City getting estimates on Viking demolition
Funding equity was discussed at an earlier meeting.
By WILLIAM K. ALCORN
VINDICATOR STAFF WRITER
STRUTHERS -- All federal liens on the former Viking Manufacturing facility downtown, which the city acquired earlier in the year, were recently released, paving the way for demolition of the cement block building by the city next year.
Mayor Daniel Mamula announced the progress on the project during the caucus before Wednesday's city council meeting.
Mamula said the city took possession of the property, located at Bob Cene Way and Bridge Street (state Route 616), and waived the delinquent taxes after there were no bids on the property at a sheriff's sale. There was no out-of-pocket cost to the city, he said.
The mayor said cost estimates are being sought to demolish the structure and prepare the site for a use that will enhance the downtown area.

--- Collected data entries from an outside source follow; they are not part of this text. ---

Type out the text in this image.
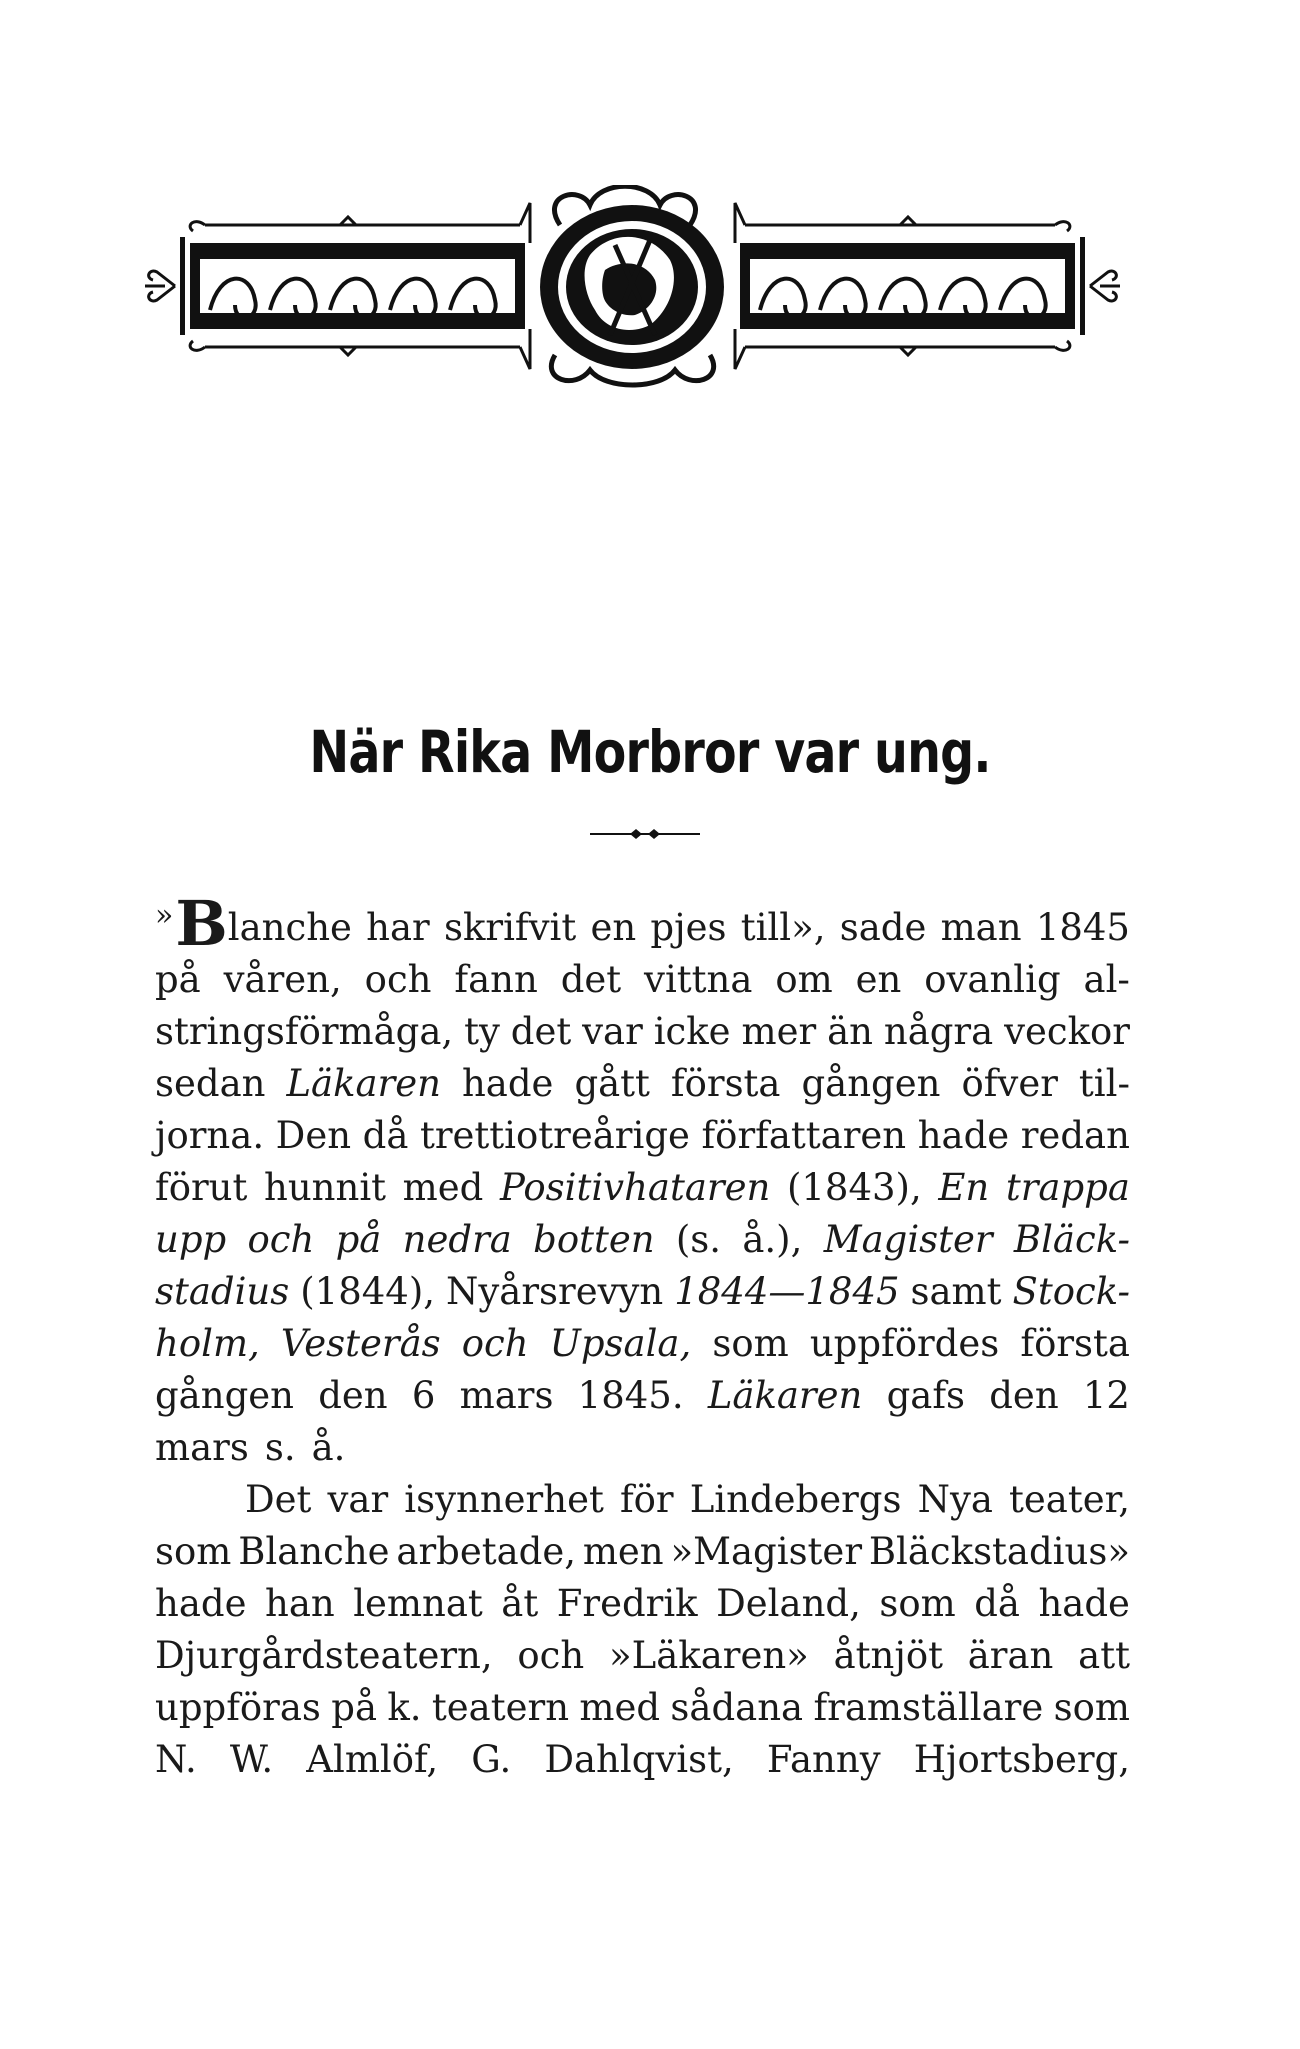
När Rika Morbror var ung.
» B lanche har skrifvit en pjes till», sade man 1845
på våren, och fann det vittna om en ovanlig al-
stringsförmåga, ty det var icke mer än några veckor
sedan Läkaren hade gått första gången öfver til-
jorna. Den då trettiotreårige författaren hade redan
förut hunnit med Positivhataren (1843), En trappa
upp och på nedra botten (s. å.), Magister Bläck-
stadius (1844), Nyårsrevyn 1844—1845 samt Stock-
holm, Vesterås och Upsala, som uppfördes första
gången den 6 mars 1845. Läkaren gafs den 12
mars s. å.
Det var isynnerhet för Lindebergs Nya teater,
som Blanche arbetade, men »Magister Bläckstadius»
hade han lemnat åt Fredrik Deland, som då hade
Djurgårdsteatern, och »Läkaren» åtnjöt äran att
uppföras på k. teatern med sådana framställare som
N. W. Almlöf, G. Dahlqvist, Fanny Hjortsberg,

Coupled with the former acquisitions of the former Youngstown Sheet & amp; Tube Co. office building site and the 40-acre former YS & amp;T Coke Works site, both of which have been remediated to Environmental Protection Agency requirements, the city now has control of three prime properties with considerable development potential, Mamula said.
Council also passed an ordinance authorizing a contract with the Hometown Journal, a newly established newspaper with headquarters in Struthers, to publish the city's required legal notices.
Funding equity was discussed at a Wednesday meeting of the Mahoning River Corridor Mayors' Association, Mamula said in his report to council.
The association consists of mayors of incorporated villages and cities along the river, including Lowellville, Struthers, Campbell, Youngstown, Girard, McDonald and Warren.
Some of the group's goals are to collaborate in the sharing of ideas, strategies and resources to address common problems and goals, and promote the river corridor as a place to live, work and play, Mamula said.
At Wednesday's meeting, attended by Mamula, Youngstown Mayor Jay Williams and Campbell Mayor John Dill, Mamula said Williams' proposed Joint Economic Development District between Youngstown, Austintown and Boardman townships was discussed.
While the JEDD is just an idea at this point, of concern to the other corridor cities is the ability of a JEDD to levy an income tax, and if that should happen, how it would affect them economically, Mamula said.
He said Williams assured him the other corridor mayors would be included in any JEDD discussions.
"We'd have to figure out how to make it income neutral for other municipalities," Mamula said.